Une analyse récente, proposée par Pippa Norris et Ronald Inglehart dans leur ouvrage Cultural Backlash, publié en 2019, met en lumière les ressorts communs à ces bouleversements des sociétés occidentales6. Malgré des contextes nationaux distincts, ils montrent que les fractures politiques et sociales obéissent à une même logique structurelle, résidant dans la résurgence d’un double mouvement : le retour de l’autoritarisme et la montée du populisme.
Aller de l’avant
L’élection présidentielle américaine de 2024 a cristallisé une colère ouvrière trop longtemps contenue. Trump, en chef de file d’un mouvement quasi religieux, a galvanisé ses troupes MAGA avec un mot d’ordre – « foutons les bâtards dehors » (throw the bastards out) – et une promesse : démanteler les institutions d’élite patiemment édifiées au fil des décennies.
S’agit-il de l’apogée de l’ère MAGA aux États-Unis ? Quelle que soit la phase du cycle dans laquelle nous nous trouvons, il ne saurait y avoir de progrès sans un regard lucide sur le passé. Car ce que révèle cette analyse, c’est que les modèles élitiste et populiste ont, chacun à leur manière, contribué à façonner notre République. À certaines périodes de notre histoire, nous avons même su trouver une « formule magique » conciliant ces visions antagonistes pour dégager une voie médiane plus féconde.
Quels en étaient les ingrédients ? Comment avons-nous su mobiliser l’expertise des élites pour relever les défis complexes, tout en permettant aux forces égalitaires d’en tempérer les excès ? Hélas, dans le climat actuel, il semble que nous ayons renoncé à toute lecture raisonnée de l’histoire et abandonné l’idée, pourtant si essentielle, de compromis. Nous n’avons pas encore pleinement accepté que l’histoire puisse nous offrir des remèdes – à condition toutefois de bien vouloir les appliquer. Pour transmettre intacte notre démocratie républicaine aux générations futures, il nous faudra faire mieux.

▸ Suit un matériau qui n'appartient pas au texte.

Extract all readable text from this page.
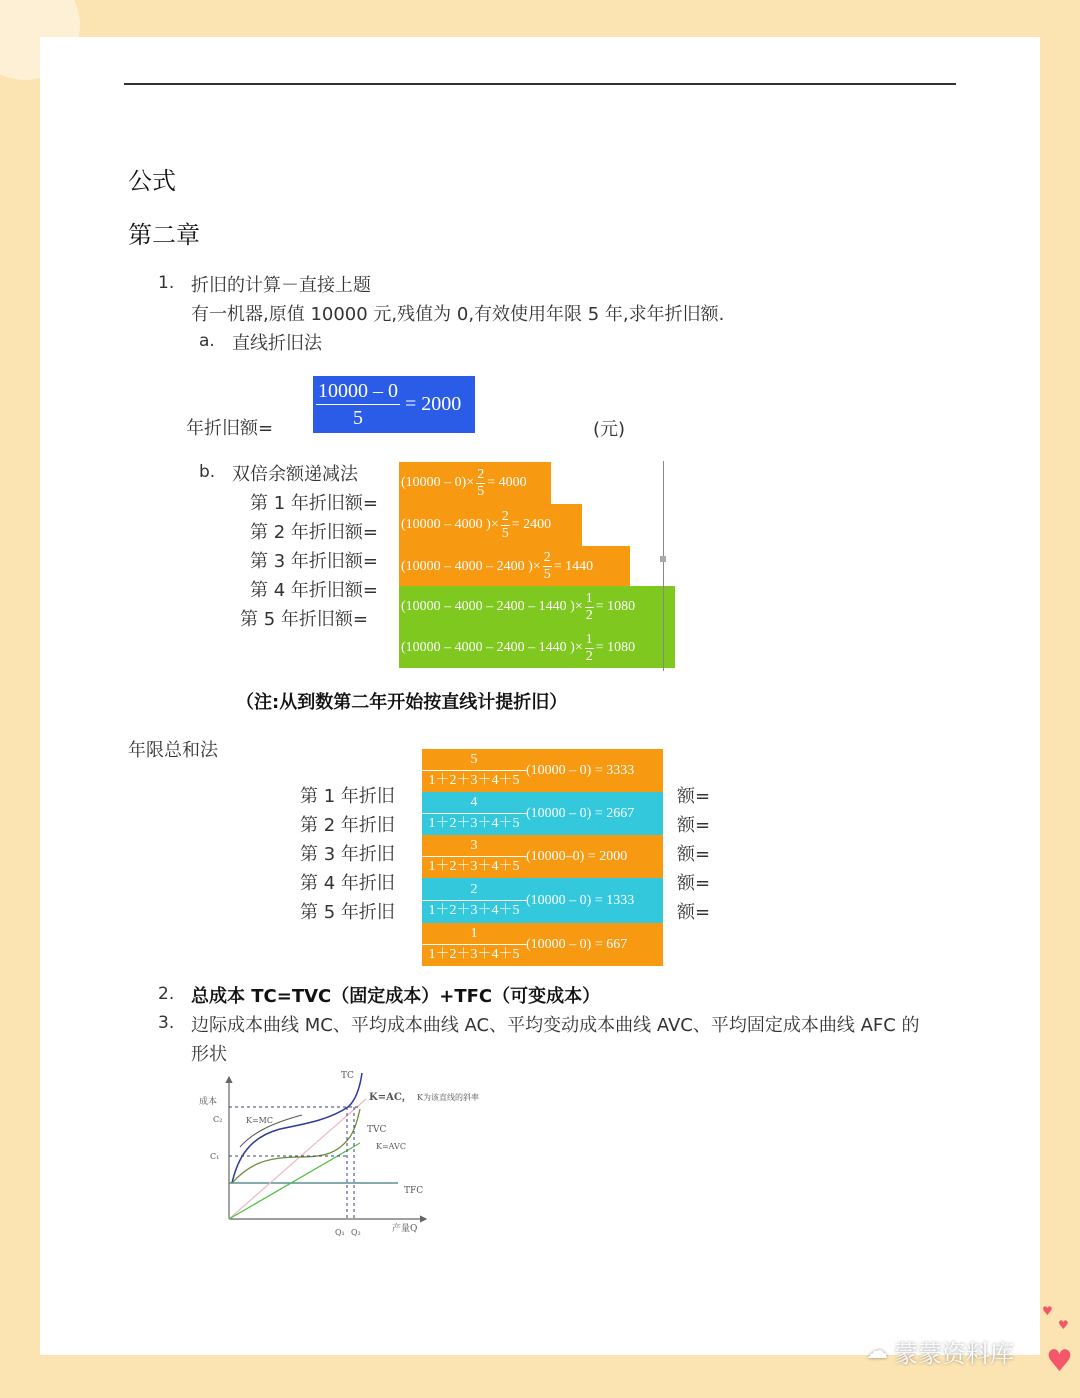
公式
第二章
1. 折旧的计算－直接上题
有一机器,原值 10000 元,残值为 0,有效使用年限 5 年,求年折旧额.
a. 直线折旧法
年折旧额=
$\frac{10000 - 0}{5} = 2000$
(元)
b. 双倍余额递减法
第 1 年折旧额=
第 2 年折旧额=
第 3 年折旧额=
第 4 年折旧额=
第 5 年折旧额=
$(10000 - 0)\times \frac{2}{5} = 4000$
(10000 – 4000 )× $\frac{2}{5} = 2400$
(10000 – 4000 – 2400 )× $\frac{2}{5} = 1440$
(10000 – 4000 – 2400 – 1440 )× $\frac{1}{2} = 1080$
(10000 – 4000 – 2400 – 1440 )× $\frac{1}{2} = 1080$
（注:从到数第二年开始按直线计提折旧）
年限总和法
第 1 年折旧
第 2 年折旧
第 3 年折旧
第 4 年折旧
第 5 年折旧
额=
额=
额=
额=
额=
$\frac{5}{1+2+3+4+5} (10000 - 0) = 3333$
$\frac{4}{1+2+3+4+5} (10000 - 0) = 2667$
$\frac{3}{1+2+3+4+5} (10000-0) = 2000$
$\frac{2}{1+2+3+4+5} (10000 - 0) = 1333$
$\frac{1}{1+2+3+4+5} (10000 - 0) = 667$
2. 总成本 TC=TVC（固定成本）+TFC（可变成本）
3. 边际成本曲线 MC、平均成本曲线 AC、平均变动成本曲线 AVC、平均固定成本曲线 AFC 的
形状
成本
C₂
C₁
TC
K=AC， K为该直线的斜率
K=MC
TVC
K=AVC
TFC
Q₁ Q₂	产量Q
☁ 蒙蒙资料库
♥
♥
♥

1. Seth D. Radwell, « American Schism : How the Two Enlightenments Hold the Secret to Healing Our Nation », Greenleaf Book Group Press, 2021, p. 496.

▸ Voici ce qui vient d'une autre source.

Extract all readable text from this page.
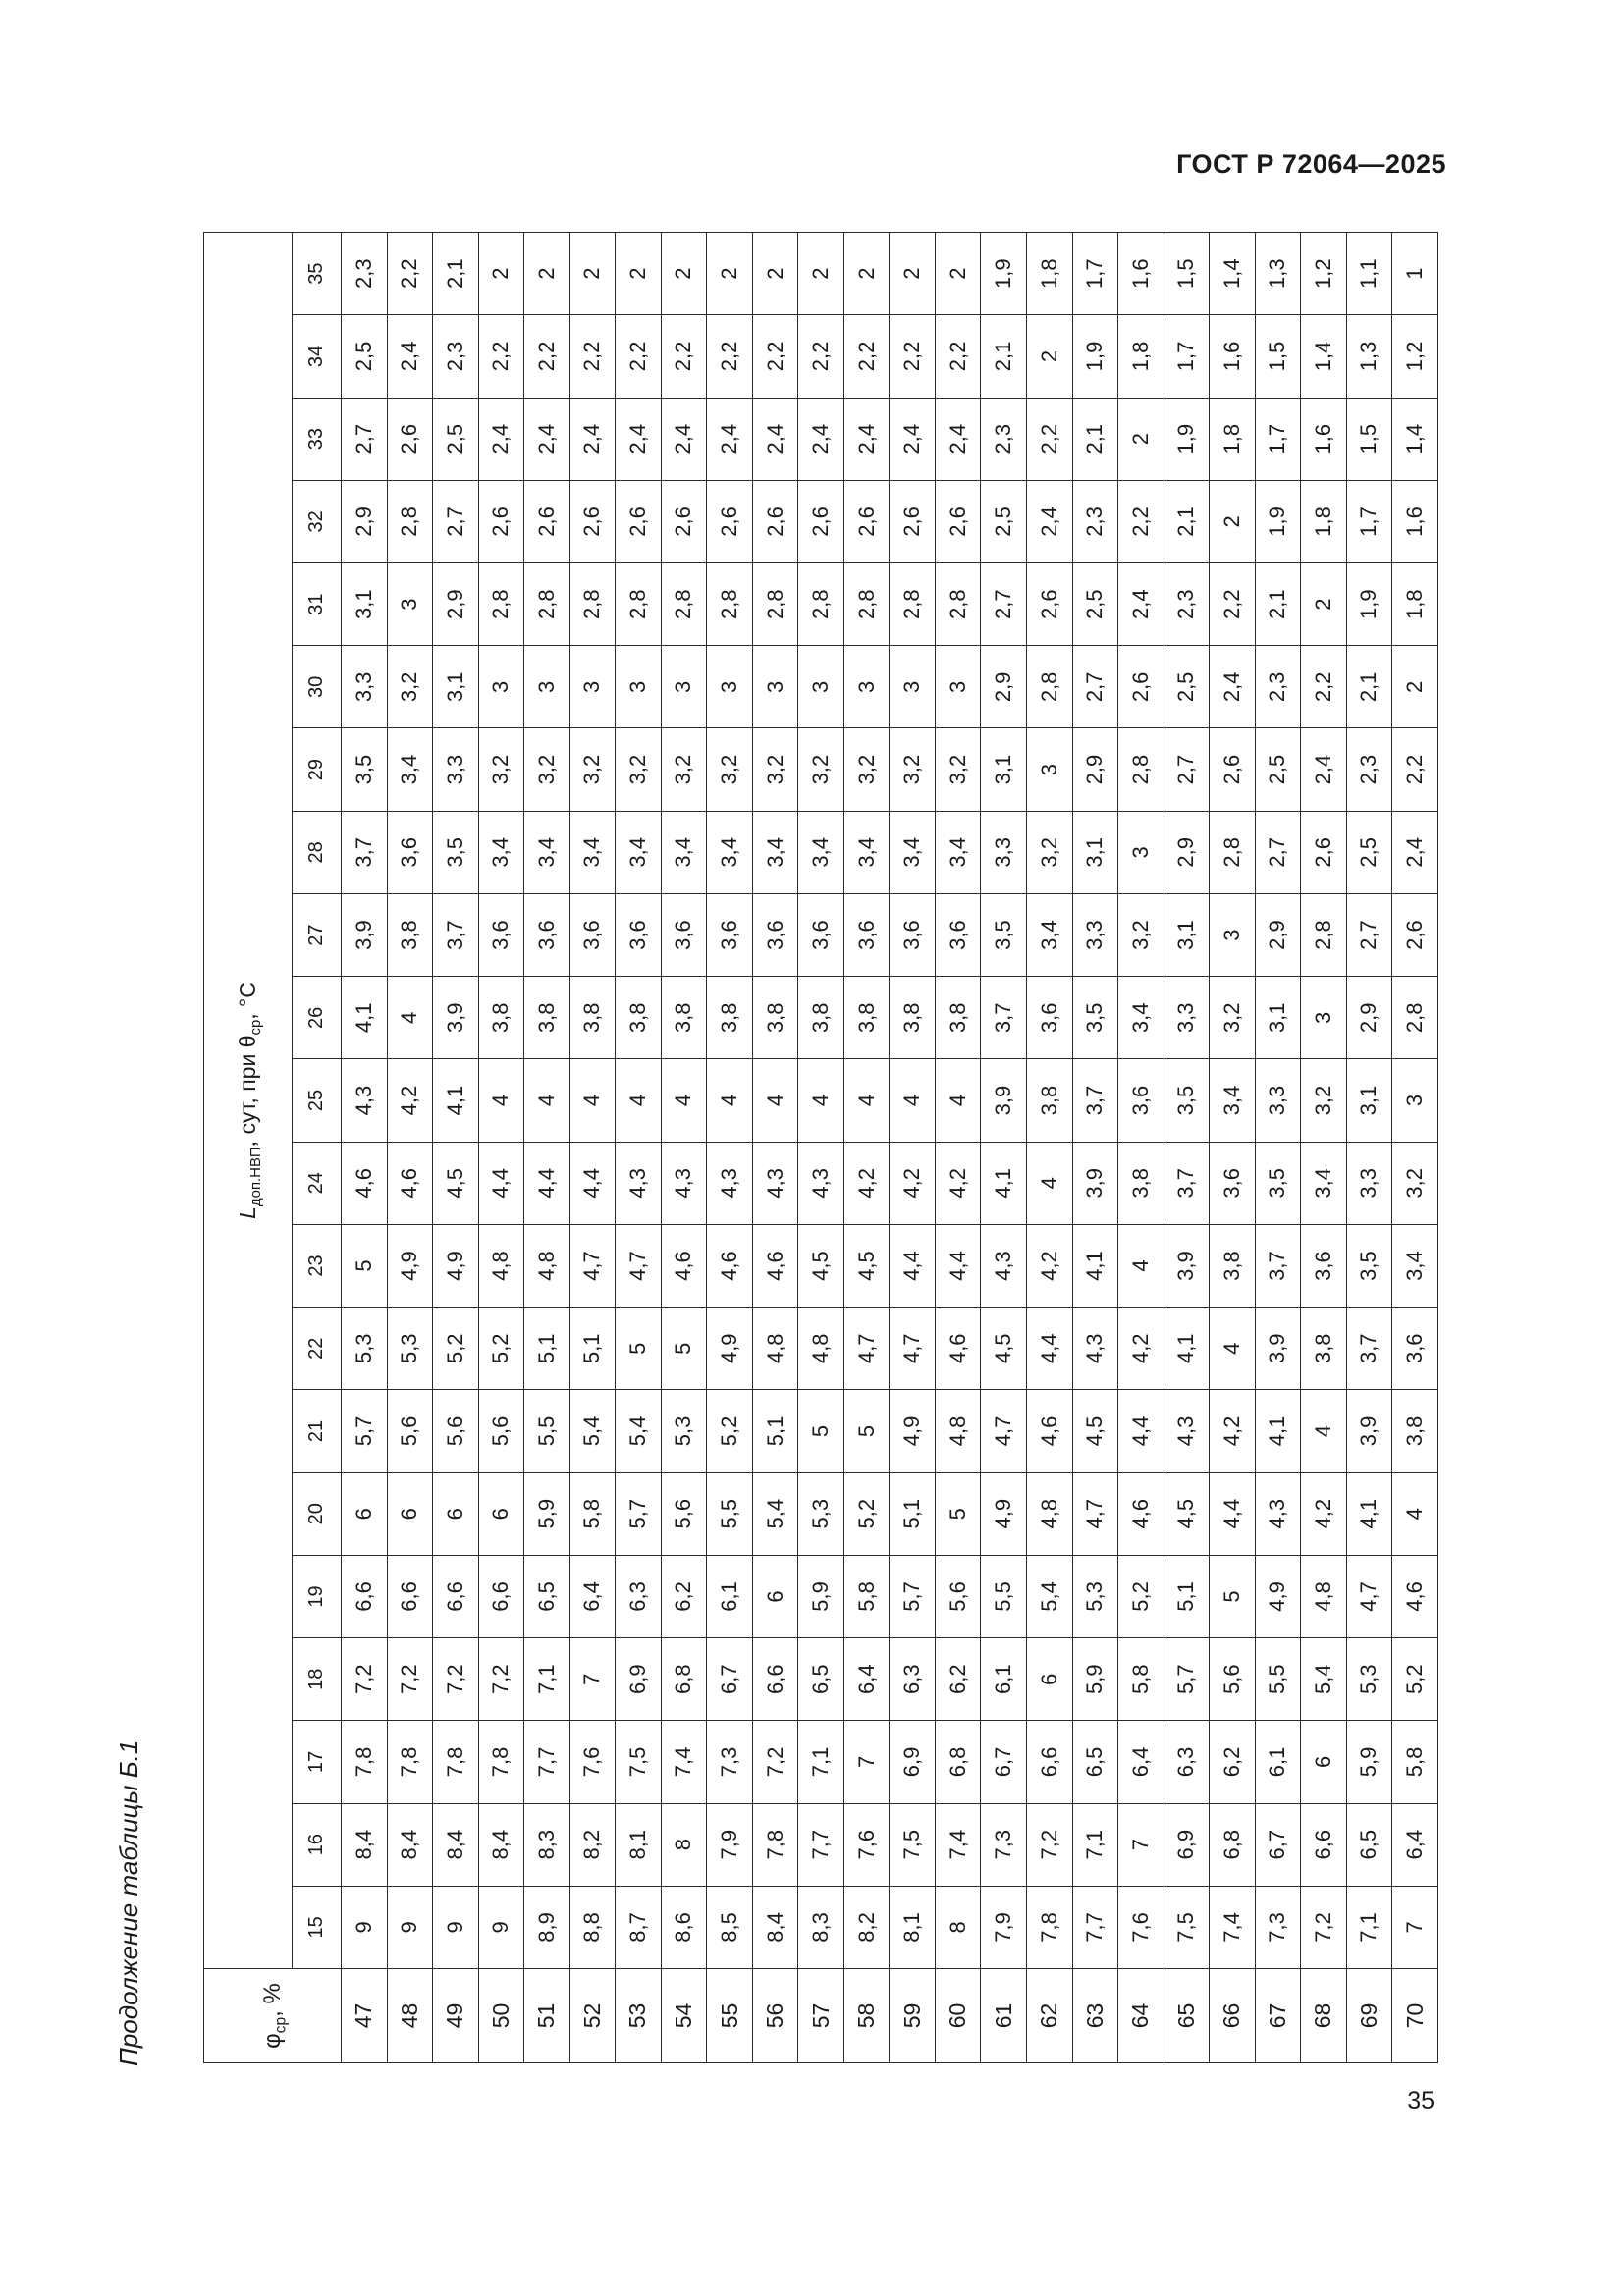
ГОСТ Р 72064—2025
Продолжение таблицы Б.1	$\varphi_{ср}$, %	$L_{доп.НВП}$, сут, при $\theta_{ср}$, °С																				
	15	16	17	18	19	20	21	22	23	24	25	26	27	28	29	30	31	32	33	34	35
47	9	8,4	7,8	7,2	6,6	6	5,7	5,3	5	4,6	4,3	4,1	3,9	3,7	3,5	3,3	3,1	2,9	2,7	2,5	2,3
48	9	8,4	7,8	7,2	6,6	6	5,6	5,3	4,9	4,6	4,2	4	3,8	3,6	3,4	3,2	3	2,8	2,6	2,4	2,2
49	9	8,4	7,8	7,2	6,6	6	5,6	5,2	4,9	4,5	4,1	3,9	3,7	3,5	3,3	3,1	2,9	2,7	2,5	2,3	2,1
50	9	8,4	7,8	7,2	6,6	6	5,6	5,2	4,8	4,4	4	3,8	3,6	3,4	3,2	3	2,8	2,6	2,4	2,2	2
51	8,9	8,3	7,7	7,1	6,5	5,9	5,5	5,1	4,8	4,4	4	3,8	3,6	3,4	3,2	3	2,8	2,6	2,4	2,2	2
52	8,8	8,2	7,6	7	6,4	5,8	5,4	5,1	4,7	4,4	4	3,8	3,6	3,4	3,2	3	2,8	2,6	2,4	2,2	2
53	8,7	8,1	7,5	6,9	6,3	5,7	5,4	5	4,7	4,3	4	3,8	3,6	3,4	3,2	3	2,8	2,6	2,4	2,2	2
54	8,6	8	7,4	6,8	6,2	5,6	5,3	5	4,6	4,3	4	3,8	3,6	3,4	3,2	3	2,8	2,6	2,4	2,2	2
55	8,5	7,9	7,3	6,7	6,1	5,5	5,2	4,9	4,6	4,3	4	3,8	3,6	3,4	3,2	3	2,8	2,6	2,4	2,2	2
56	8,4	7,8	7,2	6,6	6	5,4	5,1	4,8	4,6	4,3	4	3,8	3,6	3,4	3,2	3	2,8	2,6	2,4	2,2	2
57	8,3	7,7	7,1	6,5	5,9	5,3	5	4,8	4,5	4,3	4	3,8	3,6	3,4	3,2	3	2,8	2,6	2,4	2,2	2
58	8,2	7,6	7	6,4	5,8	5,2	5	4,7	4,5	4,2	4	3,8	3,6	3,4	3,2	3	2,8	2,6	2,4	2,2	2
59	8,1	7,5	6,9	6,3	5,7	5,1	4,9	4,7	4,4	4,2	4	3,8	3,6	3,4	3,2	3	2,8	2,6	2,4	2,2	2
60	8	7,4	6,8	6,2	5,6	5	4,8	4,6	4,4	4,2	4	3,8	3,6	3,4	3,2	3	2,8	2,6	2,4	2,2	2
61	7,9	7,3	6,7	6,1	5,5	4,9	4,7	4,5	4,3	4,1	3,9	3,7	3,5	3,3	3,1	2,9	2,7	2,5	2,3	2,1	1,9
62	7,8	7,2	6,6	6	5,4	4,8	4,6	4,4	4,2	4	3,8	3,6	3,4	3,2	3	2,8	2,6	2,4	2,2	2	1,8
63	7,7	7,1	6,5	5,9	5,3	4,7	4,5	4,3	4,1	3,9	3,7	3,5	3,3	3,1	2,9	2,7	2,5	2,3	2,1	1,9	1,7
64	7,6	7	6,4	5,8	5,2	4,6	4,4	4,2	4	3,8	3,6	3,4	3,2	3	2,8	2,6	2,4	2,2	2	1,8	1,6
65	7,5	6,9	6,3	5,7	5,1	4,5	4,3	4,1	3,9	3,7	3,5	3,3	3,1	2,9	2,7	2,5	2,3	2,1	1,9	1,7	1,5
66	7,4	6,8	6,2	5,6	5	4,4	4,2	4	3,8	3,6	3,4	3,2	3	2,8	2,6	2,4	2,2	2	1,8	1,6	1,4
67	7,3	6,7	6,1	5,5	4,9	4,3	4,1	3,9	3,7	3,5	3,3	3,1	2,9	2,7	2,5	2,3	2,1	1,9	1,7	1,5	1,3
68	7,2	6,6	6	5,4	4,8	4,2	4	3,8	3,6	3,4	3,2	3	2,8	2,6	2,4	2,2	2	1,8	1,6	1,4	1,2
69	7,1	6,5	5,9	5,3	4,7	4,1	3,9	3,7	3,5	3,3	3,1	2,9	2,7	2,5	2,3	2,1	1,9	1,7	1,5	1,3	1,1
70	7	6,4	5,8	5,2	4,6	4	3,8	3,6	3,4	3,2	3	2,8	2,6	2,4	2,2	2	1,8	1,6	1,4	1,2	1
35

2. NDLR : Le mouvement jacksonien désigne la période de transformation démocratique des États-Unis sous la présidence d’Andrew Jackson (1828-1836), qui se présentait comme le défenseur du peuple contre les élites. Cette ère fut marquée par l’élargissement du droit de vote masculin, l’émergence de partis de masse et une participation accrue des citoyens ordinaires à la vie politique. V. Adam Gopnik et al., « Jacksonian Democracy », United States, Encyclopædia Britannica, 2025.
3. NDLR : « Farmers’ Alliance, un mouvement agrarien américain des années 1870 et 1880, visait à améliorer les conditions économiques des agriculteurs par la création de coopératives et le plaidoyer politique. » V. Pat Brauer, « Farmers’ Alliance », United States History, Encyclopædia Britannica, 2019.
4. Christophe Guilluy, « La France périphérique », Flammarion, 2024, p. 165.
5. NDLR : Après avoir perdu une motion de confiance au Bundestag fin 2024, l’ancien chancelier socialiste allemand, Olaf Scholz, fut contraint de convoquer des élections anticipées. Le 23 février 2025, les conservateurs allemands (CDU/CSU) remportèrent les élections (28,5%), mais ce fut surtout la percée du parti d’extrême droite AfD qui marqua les esprits, avec 20,8% des voix. Ce score, le plus élevé de l’histoire du parti, représente un gain de plus de dix points par rapport à 2021. V. Chloé Lippert, « Élections fédérales allemandes : tout ce qu’il faut savoir sur le scrutin », Toute l’Europe, 6 novembre 2024.
6. Pippa Norris et Ronald Inglehart, « Cultural Backlash: Trump, Brexit, and Authoritarian Populism », Cambridge University Press, 2019, p. 564.